The field of pain management typically deals with traditional methods for evaluating, diagnosing, and treating various types of acute and chronic pain. However, as more research develops and the field of medicine progresses, physicians are able to learn about the complex intricacies of pain. This has led to a sub-specialty called interventional pain management.
What is Interventional Pain Management?
Conventional pain management treatments such as prescription medications, physical therapy, and other non-invasive techniques help reduce pain. What interventional pain management does differently is that it uses injections and radiofrequency to directly address and treat the root cause of your pain.
Understanding a patient’s pain, the physiology of pain, and available treatments allows pain management specialists to create a multidisciplinary approach that utilizes a variety of techniques best suited to your pain and lifestyle. Interventional pain management has broadened the scope of technology and treatments that are available, effective, and ultimately able to restore your quality of life.
Types of Interventional Pain Management
Injections like nerve blocks, epidural steroid injections, facet joint injections, neuromodulation, and other interventional techniques are used to treat chronic pain disorders accurately and precisely.
Physicians oftentimes will use fluoroscopy to perform the injection. This is a type of X-Ray guidance that allows your physician to see exactly where the injection is being placed in the joint to address the source of pain.
Nerve Block
A nerve block is an injection that is directed towards a specific nerve or group of nerve to treat pain. The injection, an anesthetic or anti-inflammatory medication, blocks the pain signal traveling from that location to your brain, quite literally “turning off” the pain you feel. The block decreases inflammation in the affected area.
Epidural Steroid Injection
Epidural steroid injections are another type of nerve block, but they are injected into the epidural space of the spine. The medication calms the nerve, reducing the painful sensations you feel. Epidural steroid injections are used to treat patients with pain caused by a compressed spinal nerve root, sciatica, and even osteoarthritis.
Facet Joint Injections
Facet joints connect the bones of the spine together, allowing for motion and movement. Inflammation causes pain, and facet joint injections can be used to reduce that pain. These injections are placed alongside the joint, and usually involve a concoction of both a steroid and numbing agent. Patients who have not had success with conventional treatments and suffer from neck, arm, low back, or leg pain that is caused by inflammation of the facet joints is a candidate for this procedure.
Radiofrequency Lesioning
Radiofrequency lesioning reduces pain by preventing transmission of pain signals.
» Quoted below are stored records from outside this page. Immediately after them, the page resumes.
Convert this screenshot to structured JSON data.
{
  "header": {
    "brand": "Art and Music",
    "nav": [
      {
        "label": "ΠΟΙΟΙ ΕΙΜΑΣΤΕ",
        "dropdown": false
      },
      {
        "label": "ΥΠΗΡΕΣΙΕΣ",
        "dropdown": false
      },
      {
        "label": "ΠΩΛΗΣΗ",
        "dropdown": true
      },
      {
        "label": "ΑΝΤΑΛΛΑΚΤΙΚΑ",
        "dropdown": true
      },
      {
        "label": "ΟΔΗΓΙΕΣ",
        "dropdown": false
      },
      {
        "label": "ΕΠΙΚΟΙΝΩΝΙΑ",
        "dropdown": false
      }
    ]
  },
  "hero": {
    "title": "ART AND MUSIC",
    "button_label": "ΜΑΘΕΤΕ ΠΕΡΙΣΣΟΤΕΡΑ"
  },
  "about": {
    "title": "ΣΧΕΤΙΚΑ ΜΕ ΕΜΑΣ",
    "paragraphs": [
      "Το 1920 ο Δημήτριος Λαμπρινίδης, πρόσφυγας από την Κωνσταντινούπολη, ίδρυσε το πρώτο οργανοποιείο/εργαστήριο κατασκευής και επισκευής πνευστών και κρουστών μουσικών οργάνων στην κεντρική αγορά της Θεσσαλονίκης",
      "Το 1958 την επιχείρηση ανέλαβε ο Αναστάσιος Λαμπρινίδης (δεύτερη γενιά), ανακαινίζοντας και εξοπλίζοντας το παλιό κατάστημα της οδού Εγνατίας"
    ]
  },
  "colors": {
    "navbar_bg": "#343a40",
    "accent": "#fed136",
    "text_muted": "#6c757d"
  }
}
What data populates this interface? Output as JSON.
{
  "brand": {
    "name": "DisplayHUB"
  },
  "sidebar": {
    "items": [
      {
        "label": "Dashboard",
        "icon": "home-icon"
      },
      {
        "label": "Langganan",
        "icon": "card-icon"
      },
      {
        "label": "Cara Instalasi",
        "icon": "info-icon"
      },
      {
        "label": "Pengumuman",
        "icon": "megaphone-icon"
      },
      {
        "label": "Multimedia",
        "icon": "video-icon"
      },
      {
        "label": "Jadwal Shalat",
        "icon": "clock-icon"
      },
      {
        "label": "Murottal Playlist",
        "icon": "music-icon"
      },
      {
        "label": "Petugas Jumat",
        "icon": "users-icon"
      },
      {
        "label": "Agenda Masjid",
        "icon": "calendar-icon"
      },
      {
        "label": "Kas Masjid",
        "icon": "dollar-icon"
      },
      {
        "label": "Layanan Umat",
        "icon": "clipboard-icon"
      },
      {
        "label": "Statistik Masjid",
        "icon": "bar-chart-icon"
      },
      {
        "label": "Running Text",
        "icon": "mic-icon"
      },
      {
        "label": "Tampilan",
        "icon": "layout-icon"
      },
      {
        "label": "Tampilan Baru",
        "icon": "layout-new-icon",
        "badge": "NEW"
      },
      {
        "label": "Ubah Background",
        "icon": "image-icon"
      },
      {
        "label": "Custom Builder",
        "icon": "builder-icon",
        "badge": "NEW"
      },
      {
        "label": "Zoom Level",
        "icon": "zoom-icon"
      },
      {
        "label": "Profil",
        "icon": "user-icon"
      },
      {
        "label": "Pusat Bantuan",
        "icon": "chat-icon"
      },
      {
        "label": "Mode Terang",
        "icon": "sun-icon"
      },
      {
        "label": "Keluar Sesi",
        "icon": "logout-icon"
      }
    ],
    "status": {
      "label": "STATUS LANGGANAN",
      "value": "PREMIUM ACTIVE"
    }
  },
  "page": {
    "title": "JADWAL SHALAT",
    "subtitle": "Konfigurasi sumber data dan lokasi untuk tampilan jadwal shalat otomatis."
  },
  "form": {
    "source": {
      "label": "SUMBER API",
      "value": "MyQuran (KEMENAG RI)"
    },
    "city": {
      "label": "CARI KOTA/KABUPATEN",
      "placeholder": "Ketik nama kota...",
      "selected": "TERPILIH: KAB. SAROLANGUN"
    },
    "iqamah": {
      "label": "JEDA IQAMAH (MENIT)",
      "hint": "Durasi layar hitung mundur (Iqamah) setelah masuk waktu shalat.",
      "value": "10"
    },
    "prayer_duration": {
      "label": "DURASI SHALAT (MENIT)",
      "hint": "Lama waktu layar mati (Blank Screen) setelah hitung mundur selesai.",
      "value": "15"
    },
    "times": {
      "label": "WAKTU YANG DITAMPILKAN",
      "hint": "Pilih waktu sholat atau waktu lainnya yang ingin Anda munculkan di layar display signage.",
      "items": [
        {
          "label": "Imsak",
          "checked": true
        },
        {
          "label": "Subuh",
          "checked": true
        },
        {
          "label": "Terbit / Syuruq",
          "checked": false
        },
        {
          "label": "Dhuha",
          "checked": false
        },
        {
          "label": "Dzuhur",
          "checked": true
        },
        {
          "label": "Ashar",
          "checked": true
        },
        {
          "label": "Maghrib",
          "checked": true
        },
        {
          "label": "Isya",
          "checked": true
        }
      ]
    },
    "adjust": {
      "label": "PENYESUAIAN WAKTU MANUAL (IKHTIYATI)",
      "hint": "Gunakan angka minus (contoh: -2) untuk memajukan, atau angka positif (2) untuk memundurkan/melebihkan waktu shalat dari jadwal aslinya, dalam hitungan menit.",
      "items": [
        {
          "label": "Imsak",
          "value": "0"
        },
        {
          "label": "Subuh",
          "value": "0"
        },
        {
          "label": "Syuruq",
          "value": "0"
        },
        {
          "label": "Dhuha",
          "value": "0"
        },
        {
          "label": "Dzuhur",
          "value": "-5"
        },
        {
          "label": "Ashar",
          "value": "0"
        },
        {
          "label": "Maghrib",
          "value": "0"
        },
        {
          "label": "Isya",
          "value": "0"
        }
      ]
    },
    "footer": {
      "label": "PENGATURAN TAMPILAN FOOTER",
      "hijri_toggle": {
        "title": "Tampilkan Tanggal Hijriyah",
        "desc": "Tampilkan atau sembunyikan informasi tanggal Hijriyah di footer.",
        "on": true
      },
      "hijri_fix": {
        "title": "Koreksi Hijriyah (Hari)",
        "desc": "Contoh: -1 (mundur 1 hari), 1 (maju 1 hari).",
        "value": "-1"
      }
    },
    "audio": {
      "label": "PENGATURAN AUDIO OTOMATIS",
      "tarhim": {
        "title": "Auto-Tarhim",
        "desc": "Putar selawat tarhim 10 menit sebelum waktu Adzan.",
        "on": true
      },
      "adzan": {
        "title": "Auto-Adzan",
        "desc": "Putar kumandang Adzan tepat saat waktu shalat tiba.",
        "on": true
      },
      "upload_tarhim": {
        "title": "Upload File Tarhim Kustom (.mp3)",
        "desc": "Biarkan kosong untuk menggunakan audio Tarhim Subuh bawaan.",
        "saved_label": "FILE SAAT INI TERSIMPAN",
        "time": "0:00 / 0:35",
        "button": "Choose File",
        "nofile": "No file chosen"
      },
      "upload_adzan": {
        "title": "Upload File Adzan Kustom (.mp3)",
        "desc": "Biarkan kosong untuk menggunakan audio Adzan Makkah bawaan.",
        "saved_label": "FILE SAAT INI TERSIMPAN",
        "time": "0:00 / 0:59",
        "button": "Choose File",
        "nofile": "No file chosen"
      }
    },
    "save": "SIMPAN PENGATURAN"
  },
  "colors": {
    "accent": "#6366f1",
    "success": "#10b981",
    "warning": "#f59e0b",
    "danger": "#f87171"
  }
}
Radiofrequency utilizes electrical currents to essentially burn small piece of nerve tissue, creating a long-lasting interruption of pain signals to the brain. This is a non-surgical option to reduce chronic pain
Spinal Cord Stimulation
Spinal cord stimulation (SCS) is a type of neuromodulation that helps treat pain that affects the central, peripheral, or autonomic nervous systems by providing electrical stimulation via implanted devices. A small device, similar to that of a pacemaker, is implanted in the back along the spine. The generator transmits low-voltage electrical currents to the spinal cord instead of pain signals. Patients may feel a slight tingling sensation instead of their pain.
Living with chronic pain is not normal, and patients should know that technology is quickly evolving to provide physicians with the most effective and state-of-the-art treatment options for battling chronic pain.